The Mildred of the movie does not give a pair of pins what he wants with her and she even states, sometimes with her back symbolically turned to him, that if 'he can't take her to the theater, someone else will always do.' So cold, yet so mature when said in the accented acting voice of Bette Davis!
So, even as one clearly knows that the story will lead to nothingness, and even as the movie struggles to make things seem subtle and Davis keeps her surprise returns to the apartment for aid which she gets unthankfully, even as she metamorphosis into a bittersweet vision in Philips eyes to the point where when her baby dies and she tells him, he really has no choice but call it good riddance, a thing he could't have said before, it is clear that the picture has its mainstay in Davis because, in her, Maugham is incarnate.
In Denouement
Bondages are a matter of commitments be they short or long as Norah hangs onto Philip as Philip reins on a sloppy hold on Mildred and so on….in book and motion picture.

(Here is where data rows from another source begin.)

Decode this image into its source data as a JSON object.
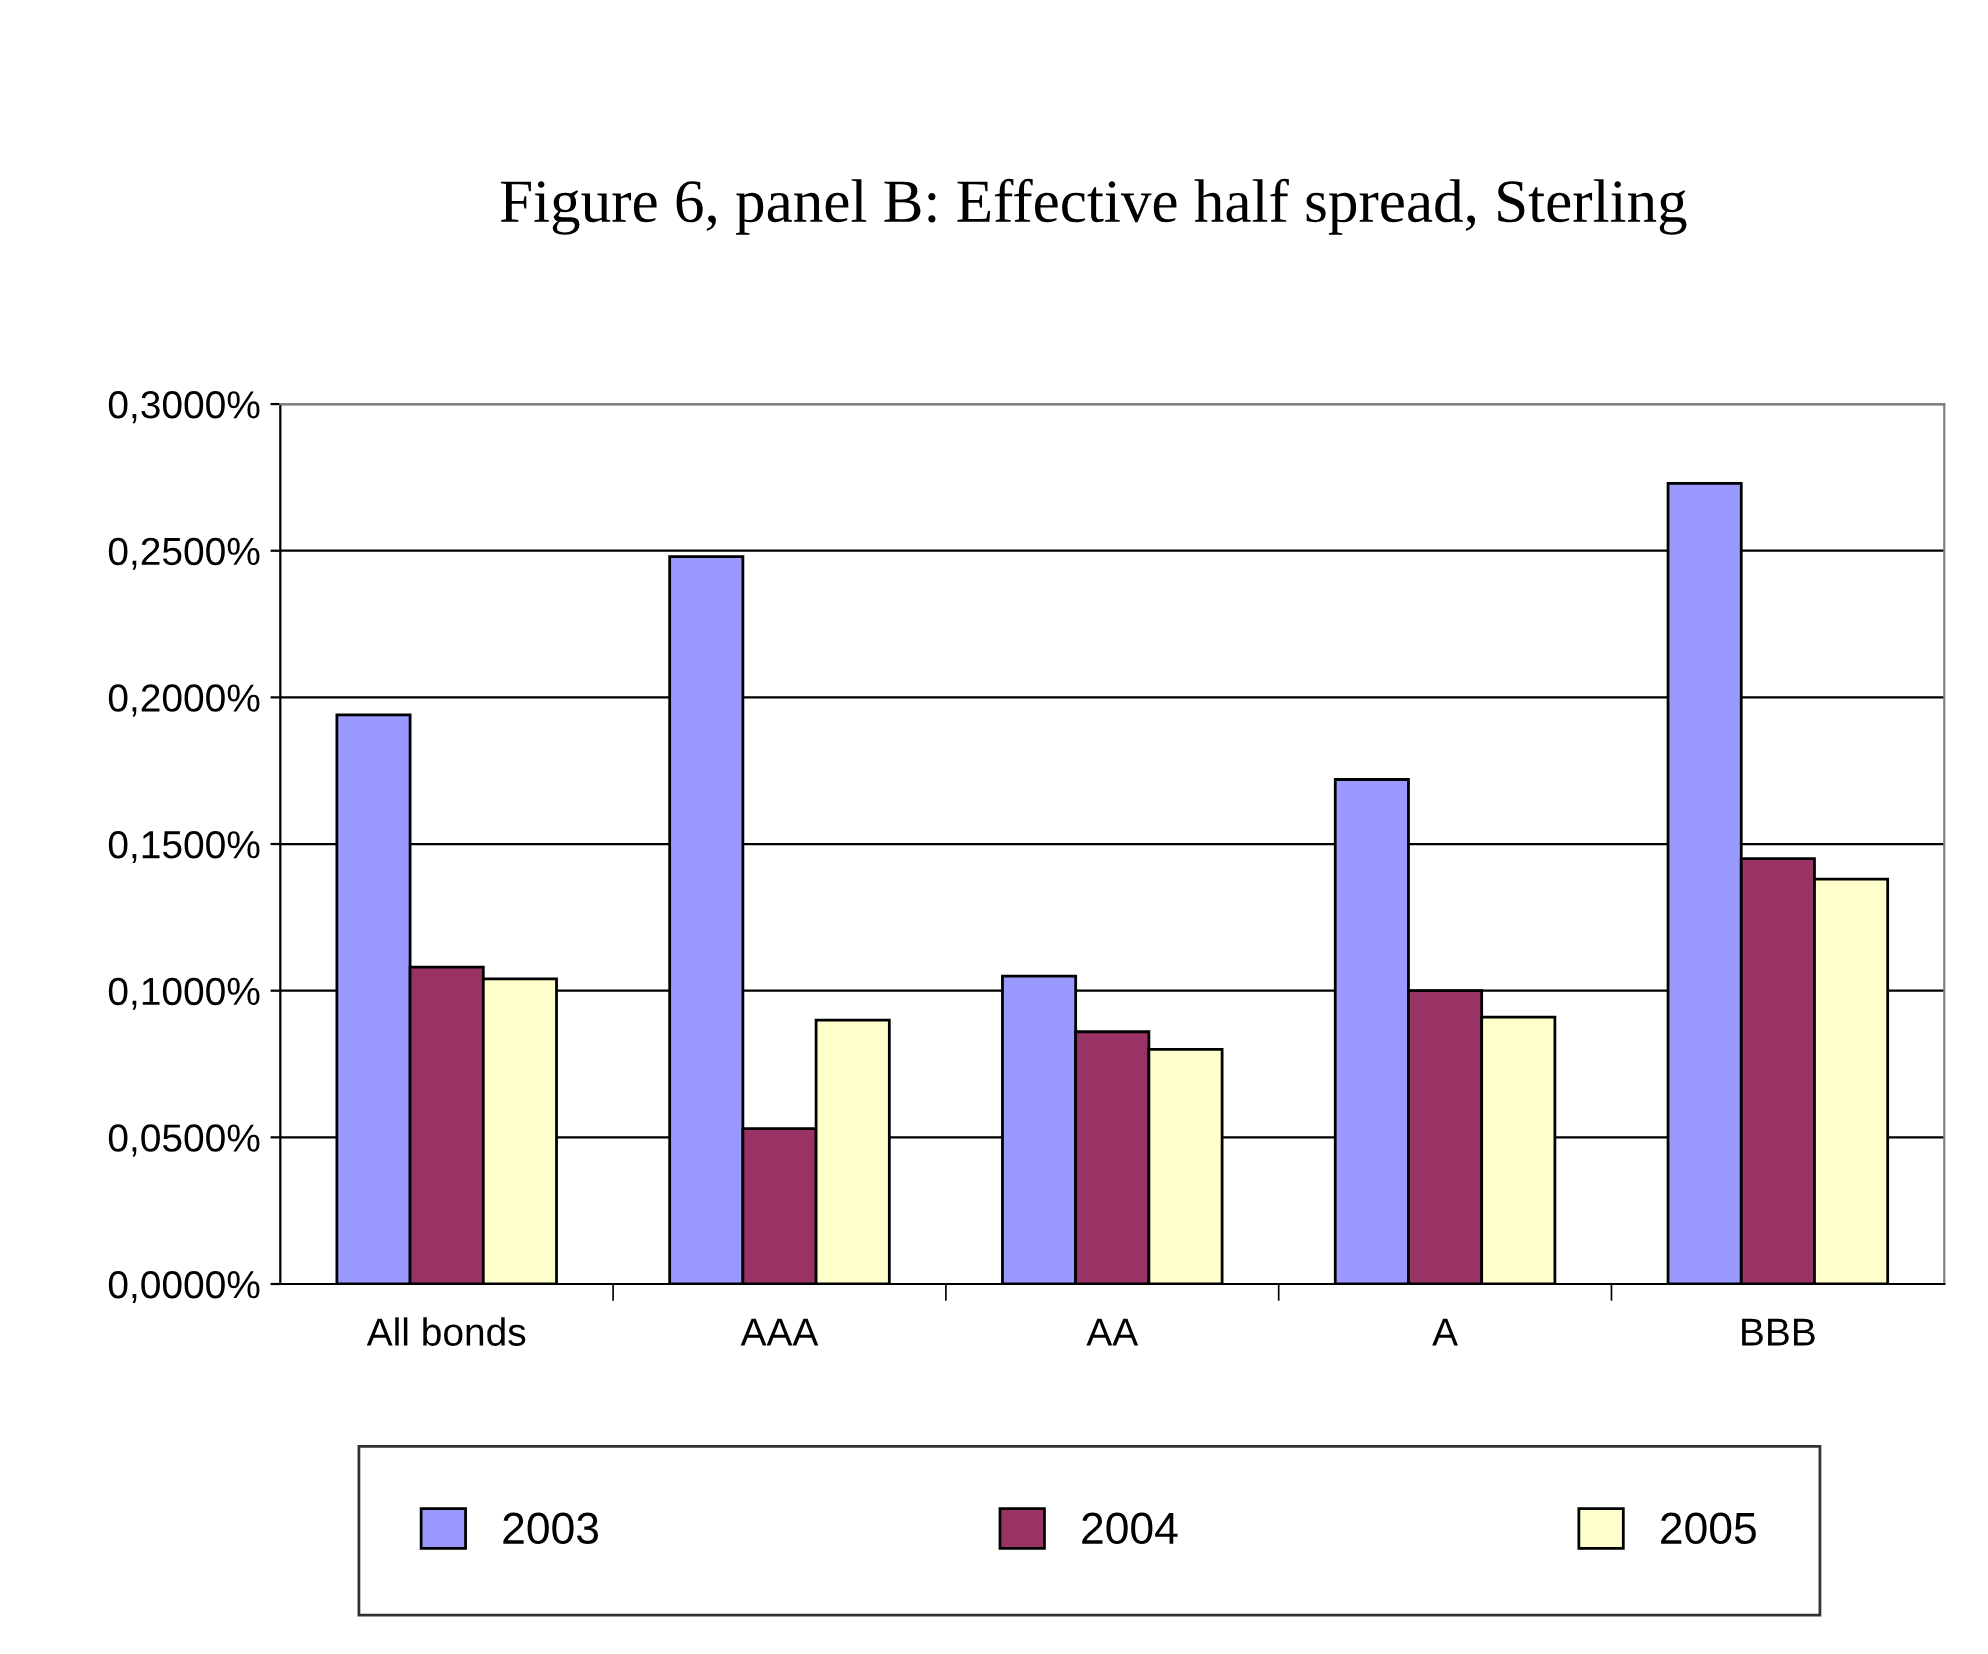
{
  "chart_data": {
    "type": "bar",
    "title": "Figure 6, panel B: Effective half spread, Sterling",
    "categories": [
      "All bonds",
      "AAA",
      "AA",
      "A",
      "BBB"
    ],
    "series": [
      {
        "name": "2003",
        "color": "#9999ff",
        "values": [
          0.194,
          0.248,
          0.105,
          0.172,
          0.273
        ]
      },
      {
        "name": "2004",
        "color": "#993366",
        "values": [
          0.108,
          0.053,
          0.086,
          0.1,
          0.145
        ]
      },
      {
        "name": "2005",
        "color": "#ffffcc",
        "values": [
          0.104,
          0.09,
          0.08,
          0.091,
          0.138
        ]
      }
    ],
    "ylim": [
      0,
      0.3
    ],
    "yticks": [
      {
        "value": 0,
        "label": "0,0000%"
      },
      {
        "value": 0.05,
        "label": "0,0500%"
      },
      {
        "value": 0.1,
        "label": "0,1000%"
      },
      {
        "value": 0.15,
        "label": "0,1500%"
      },
      {
        "value": 0.2,
        "label": "0,2000%"
      },
      {
        "value": 0.25,
        "label": "0,2500%"
      },
      {
        "value": 0.3,
        "label": "0,3000%"
      }
    ],
    "grid": "y",
    "legend": "bottom"
  }
}
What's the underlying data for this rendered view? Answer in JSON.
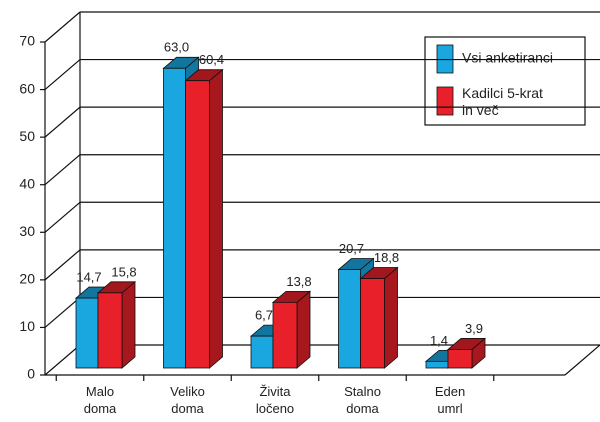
{
  "chart_data": {
    "type": "bar3d",
    "categories": [
      "Malo doma",
      "Veliko doma",
      "Živita ločeno",
      "Stalno doma",
      "Eden umrl"
    ],
    "series": [
      {
        "name": "Vsi anketiranci",
        "color": "#1aa7e0",
        "values": [
          14.7,
          63.0,
          6.7,
          20.7,
          1.4
        ],
        "value_labels": [
          "14,7",
          "63,0",
          "6,7",
          "20,7",
          "1,4"
        ]
      },
      {
        "name": "Kadilci 5-krat in več",
        "color": "#e8202a",
        "values": [
          15.8,
          60.4,
          13.8,
          18.8,
          3.9
        ],
        "value_labels": [
          "15,8",
          "60,4",
          "13,8",
          "18,8",
          "3,9"
        ]
      }
    ],
    "ylim": [
      0,
      70
    ],
    "yticks": [
      0,
      10,
      20,
      30,
      40,
      50,
      60,
      70
    ],
    "grid": true,
    "legend": "upper right"
  }
}
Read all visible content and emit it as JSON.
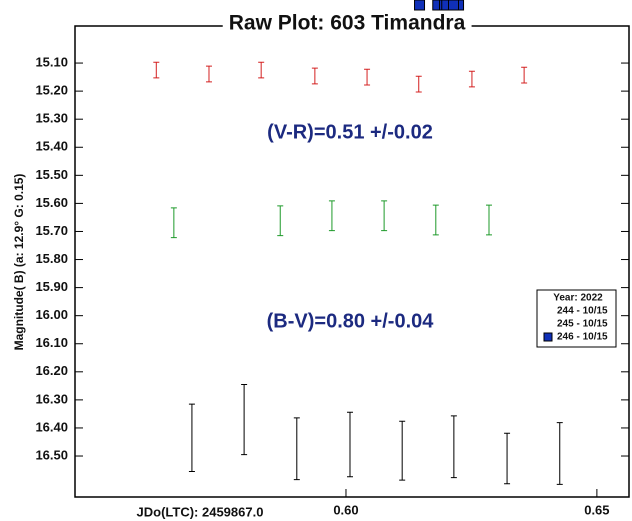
{
  "chart_data": {
    "type": "scatter",
    "title": "Raw Plot: 603 Timandra",
    "xlabel": "JDo(LTC): 2459867.0",
    "ylabel": "Magnitude( B)   (a: 12.9°  G: 0.15)",
    "annotations": [
      "(V-R)=0.51 +/-0.02",
      "(B-V)=0.80 +/-0.04"
    ],
    "annotation_color": "#1c2a80",
    "legend_title": "Year: 2022",
    "legend_position": "right",
    "xlim": [
      0.546,
      0.6564
    ],
    "ylim": [
      14.968,
      16.646
    ],
    "y_inverted": true,
    "xticks": [
      {
        "value": 0.6,
        "label": "0.60"
      },
      {
        "value": 0.65,
        "label": "0.65"
      }
    ],
    "yticks": [
      {
        "value": 15.1,
        "label": "15.10"
      },
      {
        "value": 15.2,
        "label": "15.20"
      },
      {
        "value": 15.3,
        "label": "15.30"
      },
      {
        "value": 15.4,
        "label": "15.40"
      },
      {
        "value": 15.5,
        "label": "15.50"
      },
      {
        "value": 15.6,
        "label": "15.60"
      },
      {
        "value": 15.7,
        "label": "15.70"
      },
      {
        "value": 15.8,
        "label": "15.80"
      },
      {
        "value": 15.9,
        "label": "15.90"
      },
      {
        "value": 16.0,
        "label": "16.00"
      },
      {
        "value": 16.1,
        "label": "16.10"
      },
      {
        "value": 16.2,
        "label": "16.20"
      },
      {
        "value": 16.3,
        "label": "16.30"
      },
      {
        "value": 16.4,
        "label": "16.40"
      },
      {
        "value": 16.5,
        "label": "16.50"
      }
    ],
    "series": [
      {
        "name": "244 - 10/15",
        "color": "#d42020",
        "error_color": "#d42020",
        "marker": "diamond",
        "x": [
          0.5622,
          0.5727,
          0.5831,
          0.5938,
          0.6042,
          0.6145,
          0.6251,
          0.6355
        ],
        "values": [
          15.125,
          15.139,
          15.125,
          15.146,
          15.15,
          15.175,
          15.157,
          15.143
        ],
        "errors": [
          0.028,
          0.028,
          0.028,
          0.028,
          0.028,
          0.028,
          0.028,
          0.028
        ]
      },
      {
        "name": "245 - 10/15",
        "color": "#1e9a2a",
        "error_color": "#1e9a2a",
        "marker": "plus",
        "x": [
          0.5657,
          0.5869,
          0.5972,
          0.6076,
          0.6179,
          0.6285
        ],
        "values": [
          15.669,
          15.662,
          15.644,
          15.644,
          15.659,
          15.659
        ],
        "errors": [
          0.053,
          0.053,
          0.053,
          0.053,
          0.053,
          0.053
        ]
      },
      {
        "name": "246 - 10/15",
        "color": "#1030b8",
        "error_color": "#000000",
        "marker": "square",
        "x": [
          0.5693,
          0.5797,
          0.5902,
          0.6008,
          0.6112,
          0.6215,
          0.6321,
          0.6426
        ],
        "values": [
          16.435,
          16.37,
          16.474,
          16.459,
          16.481,
          16.467,
          16.509,
          16.491
        ],
        "errors": [
          0.12,
          0.125,
          0.11,
          0.115,
          0.105,
          0.11,
          0.09,
          0.11
        ]
      }
    ]
  }
}
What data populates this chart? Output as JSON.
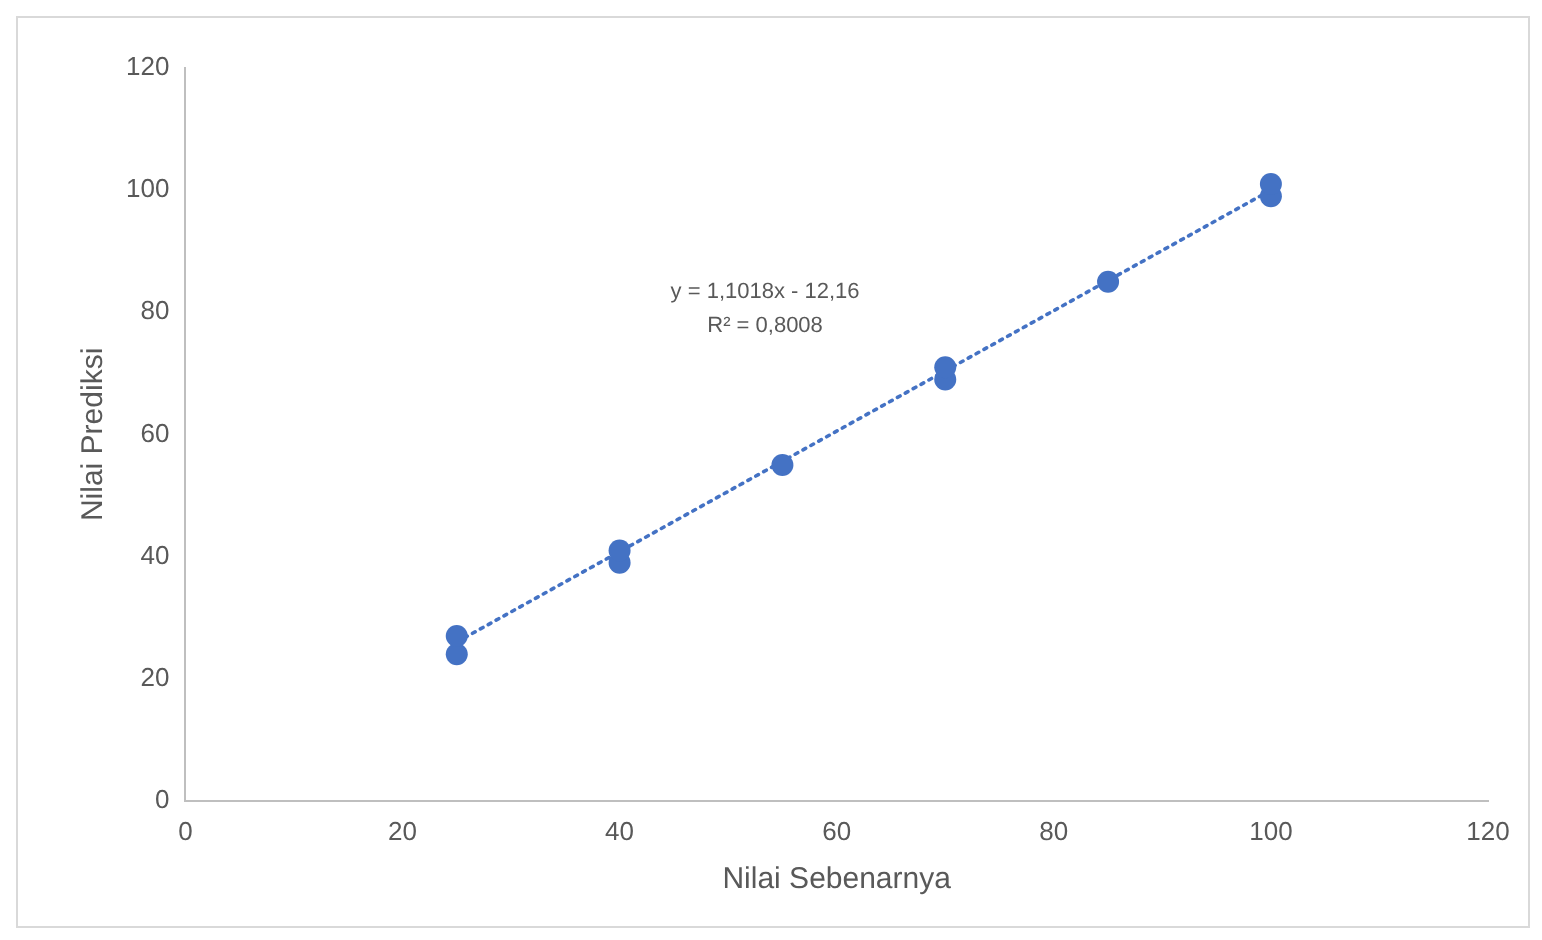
{
  "chart_data": {
    "type": "scatter",
    "xlabel": "Nilai Sebenarnya",
    "ylabel": "Nilai Prediksi",
    "annotations": [
      "y = 1,1018x - 12,16",
      "R² = 0,8008"
    ],
    "xlim": [
      0,
      120
    ],
    "xticks": [
      0,
      20,
      40,
      60,
      80,
      100,
      120
    ],
    "ylim": [
      0,
      120
    ],
    "yticks": [
      0,
      20,
      40,
      60,
      80,
      100,
      120
    ],
    "grid": false,
    "legend": false,
    "marker": "circle",
    "series": [
      {
        "color": "#4472c4",
        "x": [
          25,
          25,
          40,
          40,
          55,
          70,
          70,
          85,
          100,
          100
        ],
        "values": [
          24,
          27,
          39,
          41,
          55,
          69,
          71,
          85,
          99,
          101
        ]
      },
      {
        "type": "line",
        "color": "#4472c4",
        "line_style": "dotted",
        "marker": "none",
        "x": [
          25,
          100
        ],
        "values": [
          26,
          100
        ]
      }
    ]
  }
}
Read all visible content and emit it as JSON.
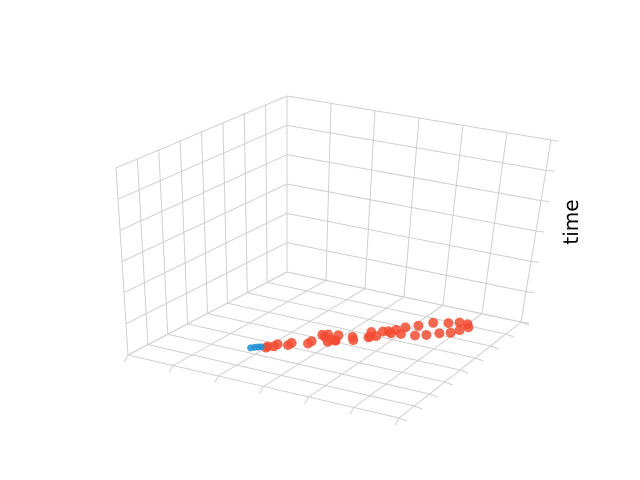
{
  "chart_data": {
    "type": "scatter",
    "projection": "3d",
    "title": "",
    "xlabel": "",
    "ylabel": "",
    "zlabel": "time",
    "xlim": [
      0,
      6
    ],
    "ylim": [
      0,
      8
    ],
    "zlim": [
      0,
      6
    ],
    "x_ticks": [
      0,
      1,
      2,
      3,
      4,
      5,
      6
    ],
    "y_ticks": [
      0,
      1,
      2,
      3,
      4,
      5,
      6,
      7,
      8
    ],
    "z_ticks": [
      0,
      1,
      2,
      3,
      4,
      5,
      6
    ],
    "tick_labels_visible": false,
    "grid": true,
    "legend": "none",
    "series": [
      {
        "color": "#f24c32",
        "marker": "circle",
        "points": [
          [
            2.0,
            2.6,
            0
          ],
          [
            2.1,
            2.8,
            0
          ],
          [
            2.3,
            3.1,
            0
          ],
          [
            2.6,
            3.5,
            0
          ],
          [
            2.9,
            3.9,
            0
          ],
          [
            3.0,
            4.1,
            0
          ],
          [
            3.3,
            4.4,
            0
          ],
          [
            3.5,
            4.8,
            0
          ],
          [
            3.6,
            5.0,
            0
          ],
          [
            3.6,
            5.4,
            0
          ],
          [
            3.8,
            5.7,
            0
          ],
          [
            3.9,
            6.0,
            0
          ],
          [
            4.1,
            6.3,
            0
          ],
          [
            4.3,
            6.7,
            0
          ],
          [
            4.6,
            6.9,
            0
          ],
          [
            4.8,
            7.1,
            0
          ],
          [
            5.0,
            7.1,
            0
          ],
          [
            5.1,
            6.9,
            0
          ],
          [
            5.0,
            6.6,
            0
          ],
          [
            4.9,
            6.3,
            0
          ],
          [
            4.7,
            6.1,
            0
          ],
          [
            4.5,
            5.8,
            0
          ],
          [
            4.3,
            5.6,
            0
          ],
          [
            4.0,
            5.5,
            0
          ],
          [
            3.8,
            5.4,
            0
          ],
          [
            3.7,
            5.5,
            0
          ],
          [
            3.4,
            5.2,
            0
          ],
          [
            3.5,
            4.9,
            0
          ],
          [
            3.2,
            4.6,
            0
          ],
          [
            2.9,
            4.5,
            0
          ],
          [
            2.7,
            4.4,
            0
          ],
          [
            2.6,
            4.3,
            0
          ],
          [
            2.7,
            4.2,
            0
          ],
          [
            2.9,
            4.1,
            0
          ],
          [
            3.0,
            4.1,
            0
          ],
          [
            2.6,
            3.7,
            0
          ],
          [
            2.3,
            3.3,
            0
          ],
          [
            2.1,
            3.0,
            0
          ],
          [
            2.0,
            2.7,
            0
          ]
        ]
      },
      {
        "color": "#1f8fd4",
        "marker": "circle",
        "points": [
          [
            1.75,
            2.35,
            0
          ],
          [
            1.8,
            2.45,
            0
          ],
          [
            1.85,
            2.52,
            0
          ],
          [
            1.9,
            2.58,
            0
          ]
        ]
      }
    ]
  }
}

It suffices to end with the note that any movie with Bette Davis in it, no matter how mediocre, as Graham Greene once noted, to paraphrase, it is always great. One can go through it. It is a miracle when she acts. Therefore, even as she went ahead to bring out her greatest performance in All About Eve, she had already done, nearly twenty years earlier, what I consider a best performance in Of Human Bondage. Maugham had her in his sights when he penned the novel, and incidentally, he did laud her performance in the flick.